Mit etwas weniger Action geht unser Tag weiter – wir wandern dort noch etwas herum, beschließen aber wegen des nicht ganz so tollen Wetters weiter zu fahren. Am Old Man of Storr angekommen. Gleiches Prozedere wie immer: Sachen auf den Rücken spannen und los gehts – außer für Tophi, der ja immer noch mit dem schweren Fußleiden zu kämpfen hat 😉 Kaum aus dem Auto raus, verstehen wir die übrigen Touristen, die mit zusammengekniffenen Augen und händewedelnd durch die Gegend laufen – ALLES VOLLER MIDGIES! Ich muss sagen, nach ein paar Metern merkt man die Midgies in der Nase und den Ohren schon gar nicht mehr und mit etwas Glück kann man sogar seine Augen vollständig öffnen und die – je höher wir kommen – schöne Landschaft genießen. Mir geht irgendwann die Puste aus und ich lasse die beiden Sportskanonen, Phil und Eric ohne mich weiter laufen. Ich laufe bis zu einem Plateau und beschließe noch beim Schießen der ersten Fotos wieder umzudrehen – die Midgies verursachen inzwischen nämlich hübsche Flecken auf der Linse. Ich fange erst gar nicht an aufzuzählen, wo sie noch überall waren.

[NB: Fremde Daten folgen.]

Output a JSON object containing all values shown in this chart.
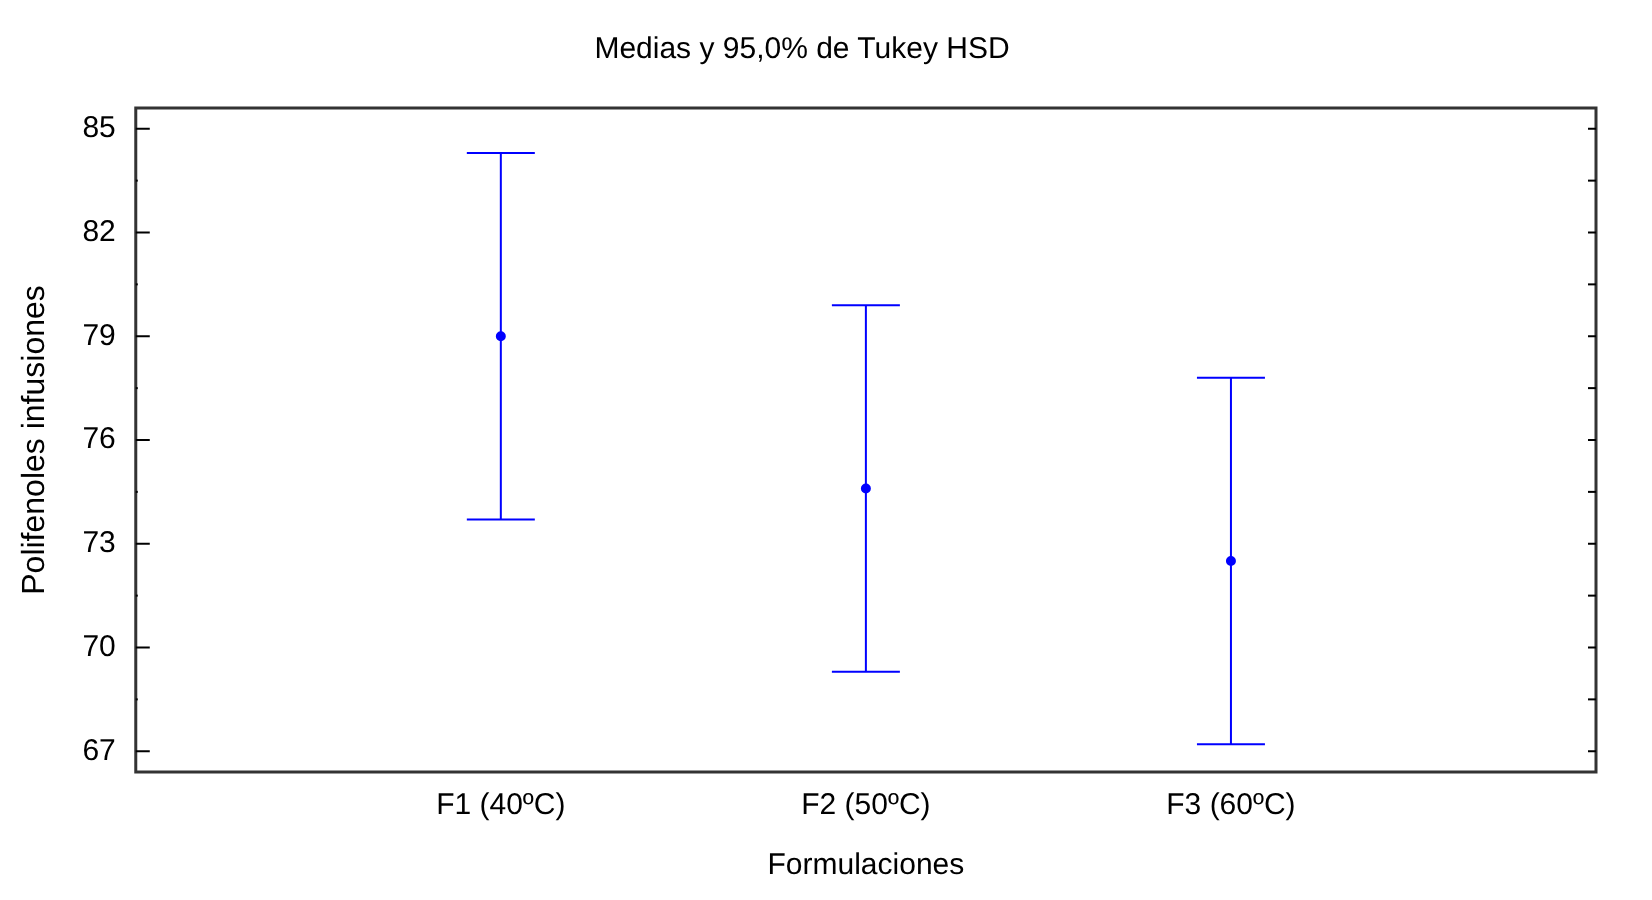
{
  "chart_data": {
    "type": "scatter",
    "title": "Medias y 95,0% de Tukey HSD",
    "xlabel": "Formulaciones",
    "ylabel": "Polifenoles infusiones",
    "categories": [
      "F1 (40ºC)",
      "F2 (50ºC)",
      "F3 (60ºC)"
    ],
    "series": [
      {
        "color": "#0000ff",
        "values": [
          79.0,
          74.6,
          72.5
        ],
        "errors": [
          5.3,
          5.3,
          5.3
        ]
      }
    ],
    "ylim": [
      66.4,
      85.6
    ],
    "yticks": [
      67,
      {
        "value": 68.5,
        "label": null
      },
      70,
      {
        "value": 71.5,
        "label": null
      },
      73,
      {
        "value": 74.5,
        "label": null
      },
      76,
      {
        "value": 77.5,
        "label": null
      },
      79,
      {
        "value": 80.5,
        "label": null
      },
      82,
      {
        "value": 83.5,
        "label": null
      },
      85
    ],
    "grid": false,
    "legend": false,
    "marker": "circle"
  }
}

Im Crafter quatsche ich mit Tophi, als auf einmal ein weißer Transporter mit Potsdamer Kennzeichen auf uns zukommt uns mit einem „Eeeey, Bärliner!“ begrüßt. Wir erzählen, wo wir überall waren und tauschen ein paar Reisetipps aus – liebe Grüße an dieser Stelle an Euch!
Als Eric und Phil zurück sind, fahren wir zu unserem Campingplatz für die Nacht und auf dem Weg erzählen die beiden von ihrem unglaublichen Erlebnis oben auf dem Old Man of Storr.